In the recent research, we investigated the application of gold nanoparticles green-synthesized by Alhagi maurorum aqueous extract in the treatment of several types of leukemia, i.e. acute T cell leukemia, acute lymphoblastic leukemia, and acute myeloid leukemia. Different techniques such as transmission electron microscopy (TEM), fourier-transform infrared spectroscopy (FTIR), and ultraviolet–visible spectroscopy analysis were used to characterize AuNPs. The TEM images show a spherical morphology for AuNPs with the range size of 21 to 59 for the synthetic nanoparticles. In the antioxidant test, the IC50 of AuNPs and butylated hydroxytoluene (BHT) against DPPH free radicals were 117 and 87 µg/mL, respectively.
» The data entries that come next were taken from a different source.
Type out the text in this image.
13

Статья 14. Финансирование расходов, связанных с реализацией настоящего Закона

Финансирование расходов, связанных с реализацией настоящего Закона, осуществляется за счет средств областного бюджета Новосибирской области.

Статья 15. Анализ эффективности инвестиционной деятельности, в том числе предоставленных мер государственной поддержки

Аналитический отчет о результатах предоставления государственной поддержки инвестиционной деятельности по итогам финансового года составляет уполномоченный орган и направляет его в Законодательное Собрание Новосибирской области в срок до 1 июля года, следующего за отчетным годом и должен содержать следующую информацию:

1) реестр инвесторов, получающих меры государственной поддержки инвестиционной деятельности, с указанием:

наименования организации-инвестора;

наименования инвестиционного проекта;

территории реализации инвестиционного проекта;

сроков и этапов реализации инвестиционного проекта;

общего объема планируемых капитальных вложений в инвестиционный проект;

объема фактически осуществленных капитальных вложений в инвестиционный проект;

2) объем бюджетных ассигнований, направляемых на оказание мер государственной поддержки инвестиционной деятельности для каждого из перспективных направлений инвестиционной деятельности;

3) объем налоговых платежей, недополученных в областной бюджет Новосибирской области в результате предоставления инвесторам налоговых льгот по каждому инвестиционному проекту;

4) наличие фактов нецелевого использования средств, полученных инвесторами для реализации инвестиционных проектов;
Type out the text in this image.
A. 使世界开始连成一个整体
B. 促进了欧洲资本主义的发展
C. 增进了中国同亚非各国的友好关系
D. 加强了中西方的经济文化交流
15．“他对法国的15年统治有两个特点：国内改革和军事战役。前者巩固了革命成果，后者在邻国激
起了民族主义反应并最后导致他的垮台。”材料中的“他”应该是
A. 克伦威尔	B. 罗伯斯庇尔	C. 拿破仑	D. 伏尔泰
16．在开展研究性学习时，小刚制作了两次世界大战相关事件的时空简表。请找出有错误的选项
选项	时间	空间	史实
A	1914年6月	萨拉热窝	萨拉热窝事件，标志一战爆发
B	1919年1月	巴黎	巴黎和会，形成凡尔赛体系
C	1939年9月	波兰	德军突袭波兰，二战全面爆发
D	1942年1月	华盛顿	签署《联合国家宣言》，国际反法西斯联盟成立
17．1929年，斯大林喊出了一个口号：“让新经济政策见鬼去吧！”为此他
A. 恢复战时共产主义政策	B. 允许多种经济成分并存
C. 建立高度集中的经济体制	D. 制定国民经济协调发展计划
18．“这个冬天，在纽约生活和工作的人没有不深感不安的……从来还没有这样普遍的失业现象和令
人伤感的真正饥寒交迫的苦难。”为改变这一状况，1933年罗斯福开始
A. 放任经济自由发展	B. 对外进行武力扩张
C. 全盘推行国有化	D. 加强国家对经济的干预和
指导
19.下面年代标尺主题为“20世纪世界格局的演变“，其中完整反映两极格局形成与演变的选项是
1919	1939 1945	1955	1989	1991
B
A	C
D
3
In the oncological part of the recent study, the treated cells with AuNPs and Cytarabine were assessed by MTT assay for 48 h about the cytotoxicity and anti-leukemia properties on normal (HUVEC) and leukemia cell lines i.e., acute myeloid leukemia (Human HL-60/vcr and 32D-FLT3-ITD), acute lymphoblastic leukemia (MOLT-3 and TALL-104), and acute T cell leukemia (J.RT3-T3.5 and Jurkat, Clone E6-1). The IC50 of AuNPs were 242, 297, 383, 207, 234, and 218 µg/mL against acute myeloid leukemia (Human HL-60/vcr and 32D-FLT3-ITD), acute lymphoblastic leukemia (MOLT-3 and TALL-104), and acute T cell leukemia (J.RT3-T3.5 and Jurkat, Clone E6-1) cell lines, respectively. In addition, the IC50 of Cytarabine were 117, 113, 145, 119, 131, and 135 µg/mL against acute myeloid leukemia (Human HL-60/vcr and 32D-FLT3-ITD), acute lymphoblastic leukemia (MOLT-3 and TALL-104), and acute T cell leukemia (J.RT3-T3.5 and Jurkat, Clone E6-1) cell lines, respectively. The viability of malignant leukemia cell line reduced dose-dependently in the presence of AuNPs and Cytarabine.